# Ranking algorithms
These algorithms will be implemented as part of the demo for our legal API. They assist in filtering lawyers and recommendations as needed. To filter by attributes, tags (attributes) will be assigned to each lawyer (instance). A dataframe with binary labels is the approach to take. Classical ML algorithms include Random Forests/Decision Trees (require a label), KNN (unsupervised). Other options that Adam thinks are inappropriate but can be explored are SVM and logistic regression. More advanced deep learning techniques such as neural networks should be applied to the chatbot instead in Adam's opinion because these techniques are reserved to applications involving the replication or simulation of human brain behaviour.

## EDA of initial state

## Groupby rank
* Ranking relies on sorting methods
* Requires a csv (excel) file storing all the data about each lawyer with the matrics (ratings, number of visits by consumer(s) for the lawyer chosen, location, recency, other possible factors TBD)
* Solution to impute missing data: push ranking to bottom of filter. (eg. if rating unknown or not entered, ranking is last but shortcomings in bias)
* Imputation solutions TBD

In [1]:
import pandas as pd

## PageRank
* Fundamental algorithm that founders of Google implemented to create their rankings system of webpages in the 90s. Heavily modified or not used at all nowadays because of multiple reasons.
* Shortcomings and edge cases: more 'experienced' lawyers likely to get top rankings whilst emerging lawyers do not get a chance at all to be viewed. Heavy biases. 
* Easy implementation, weightings can be adjusted to account for poor performing lawyers who may be viewed regularly

In [None]:
import networkx as nx

## Collaborative filtering (AdaKNN)

* Filters based on similar users' choices (a recommendation system implemented by streaming services)
* Factors that can be accounted for: rating (explicit reactions), time spent on lawyer's page (implicit reaction)
* To use this technique how do we address biases during the initialisation phase
* Normalisation techniques?
* Issue is that clients don't usually browse and rate lawyers like they do to films and restaurants

### Procedure
* Find a set of users with similar behaviours to target user
* Use cosine similarity to find region of similar users
* To remove 'tough critic' biases, subtract the mean of a user's vector from each component.
* Measure accuracy of user's predicted behaviour by using RMSE

For more details on the technical procedure: https://realpython.com/build-recommendation-engine-collaborative-filtering/#:~:text=Collaborative%20filtering%20is%20a%20technique,similar%20to%20a%20particular%20user.

In [1]:
from scipy import spatial
#demonstration on rating scale 0-5
a=(2.5,4,4.5,2.1)
b=(3,4.7,4.3,2.4)
c=(3.4,4.2,3.9,2.5)
#least distance indicates most similar
print(f'Distance between a and b: {spatial.distance.euclidean(a,b)}')
print(f'Distance between b and c: {spatial.distance.euclidean(c,b)}')
print(f'Distance between a and c: {spatial.distance.euclidean(a,c)}')
#considering other geometric factors in higher dimensional space
print(f'angle between a and b: {spatial.distance.cosine(a,b)}')
print(f'angle between c and b: {spatial.distance.cosine(c,b)}')
print(f'angle between a and c: {spatial.distance.cosine(a,c)}')

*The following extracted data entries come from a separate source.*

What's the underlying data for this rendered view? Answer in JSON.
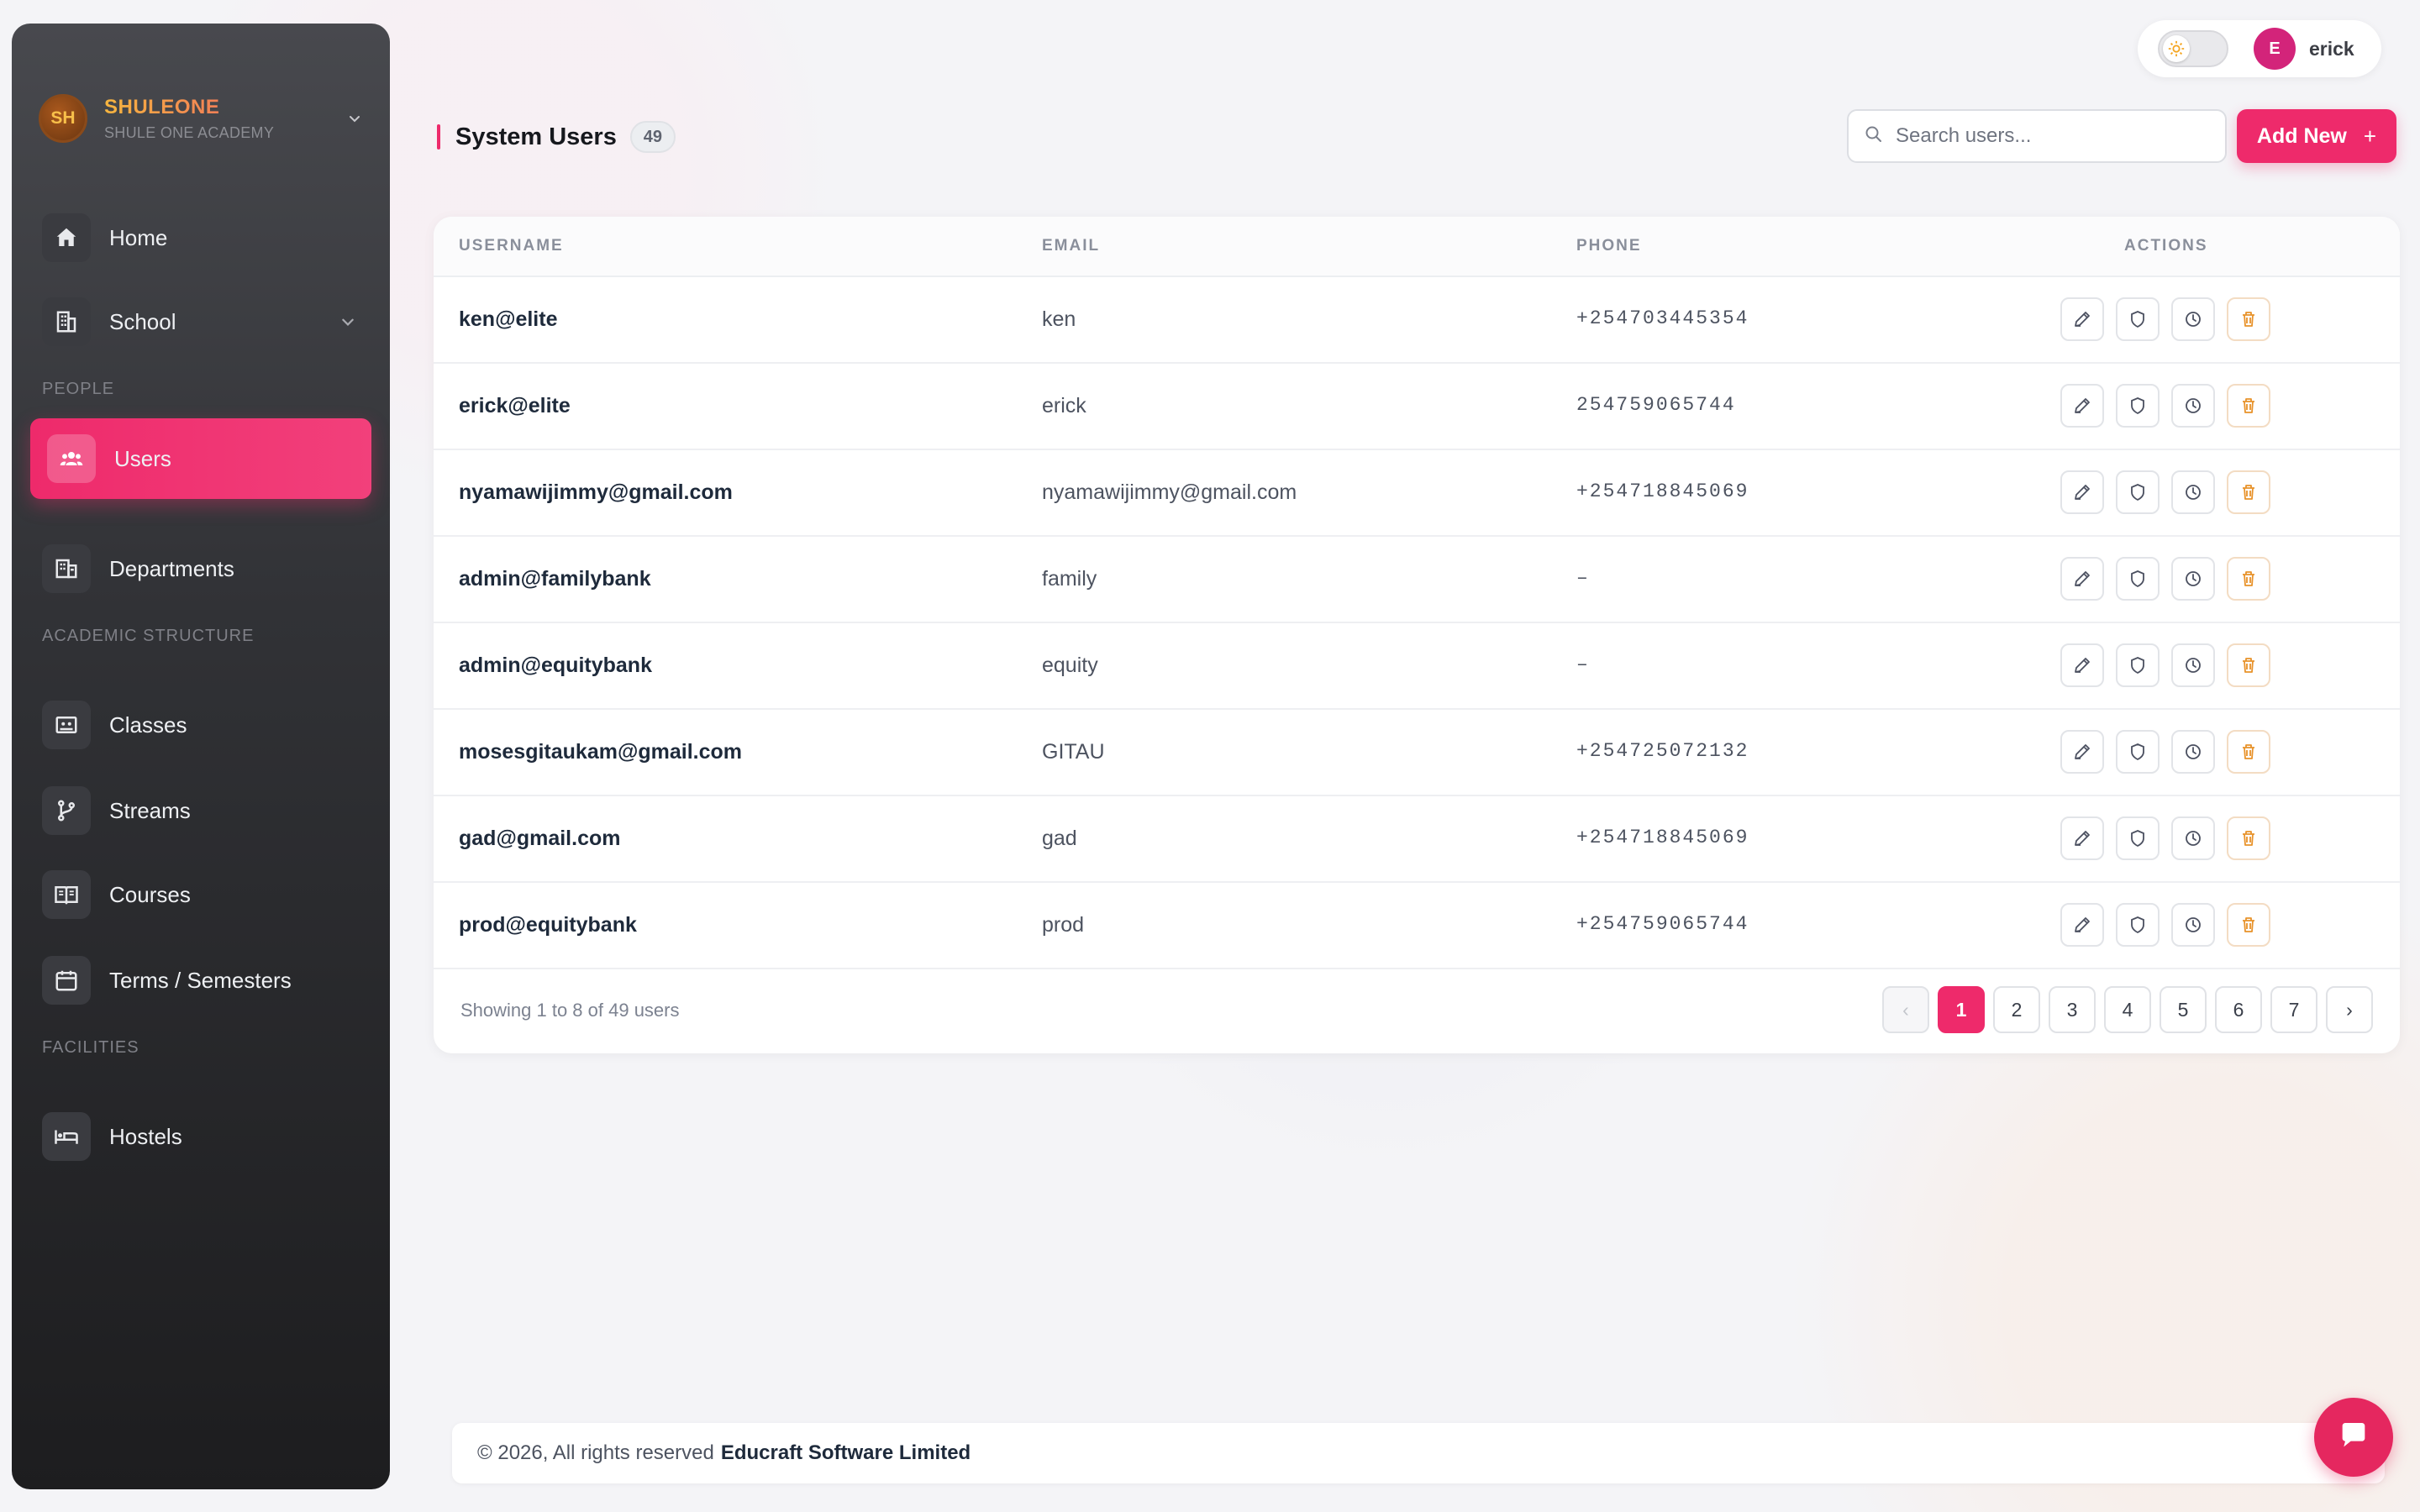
{
  "brand": {
    "initials": "SH",
    "name": "SHULEONE",
    "subtitle": "SHULE ONE ACADEMY"
  },
  "sidebar": {
    "items": [
      {
        "label": "Home",
        "icon": "home-icon"
      },
      {
        "label": "School",
        "icon": "building-icon"
      }
    ],
    "sections": [
      {
        "title": "PEOPLE",
        "items": [
          {
            "label": "Users",
            "icon": "users-icon",
            "active": true
          },
          {
            "label": "Departments",
            "icon": "departments-icon"
          }
        ]
      },
      {
        "title": "ACADEMIC STRUCTURE",
        "items": [
          {
            "label": "Classes",
            "icon": "classes-icon"
          },
          {
            "label": "Streams",
            "icon": "branch-icon"
          },
          {
            "label": "Courses",
            "icon": "book-icon"
          },
          {
            "label": "Terms / Semesters",
            "icon": "calendar-icon"
          }
        ]
      },
      {
        "title": "FACILITIES",
        "items": [
          {
            "label": "Hostels",
            "icon": "bed-icon"
          }
        ]
      }
    ]
  },
  "topbar": {
    "user_initial": "E",
    "user_name": "erick",
    "theme": "light"
  },
  "header": {
    "title": "System Users",
    "count": "49"
  },
  "search": {
    "placeholder": "Search users...",
    "value": ""
  },
  "add_button": {
    "label": "Add New",
    "icon": "+"
  },
  "table": {
    "columns": [
      "USERNAME",
      "EMAIL",
      "PHONE",
      "ACTIONS"
    ],
    "rows": [
      {
        "username": "ken@elite",
        "email": "ken",
        "phone": "+254703445354"
      },
      {
        "username": "erick@elite",
        "email": "erick",
        "phone": "254759065744"
      },
      {
        "username": "nyamawijimmy@gmail.com",
        "email": "nyamawijimmy@gmail.com",
        "phone": "+254718845069"
      },
      {
        "username": "admin@familybank",
        "email": "family",
        "phone": "–"
      },
      {
        "username": "admin@equitybank",
        "email": "equity",
        "phone": "–"
      },
      {
        "username": "mosesgitaukam@gmail.com",
        "email": "GITAU",
        "phone": "+254725072132"
      },
      {
        "username": "gad@gmail.com",
        "email": "gad",
        "phone": "+254718845069"
      },
      {
        "username": "prod@equitybank",
        "email": "prod",
        "phone": "+254759065744"
      }
    ],
    "actions": [
      "edit-icon",
      "shield-icon",
      "clock-icon",
      "trash-icon"
    ]
  },
  "pagination": {
    "summary": "Showing 1 to 8 of 49 users",
    "pages": [
      "1",
      "2",
      "3",
      "4",
      "5",
      "6",
      "7"
    ],
    "current": "1",
    "prev": "‹",
    "next": "›"
  },
  "footer": {
    "copyright": "© 2026, All rights reserved",
    "company": "Educraft Software Limited"
  },
  "colors": {
    "accent": "#ee2a6b",
    "sidebar_top": "#48494e",
    "sidebar_bottom": "#1d1d1f",
    "delete": "#e8922a"
  }
}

Distance between a and b: 0.9327379053088816
Distance between b and c: 0.7615773105863908
Distance between a and c: 1.1704699910719625
angle between a and b: 0.00512161046424553
angle between c and b: 0.0045009587866460254
angle between a and c: 0.013312179972831295


## AES explanation
* There was something in the 80s called RSA intended to protect messages being sent from one party to another but it had limited capabilities in encryption ability. This was to do with hashing keys and whatnot.
* Eventually, new ways of encrypting stuff came out where hashing keys became more robust so messages became harder to read for people who did not have the encryption keys. Right now, the most secure standard of encryption is called AES (advanced encryption standard) and is regularly used in wifi to make messages sent through Discord, etc. not easy to read unless some serious breach occurs. We use 256 bit encryption because it contains the most layers of processing to create keys.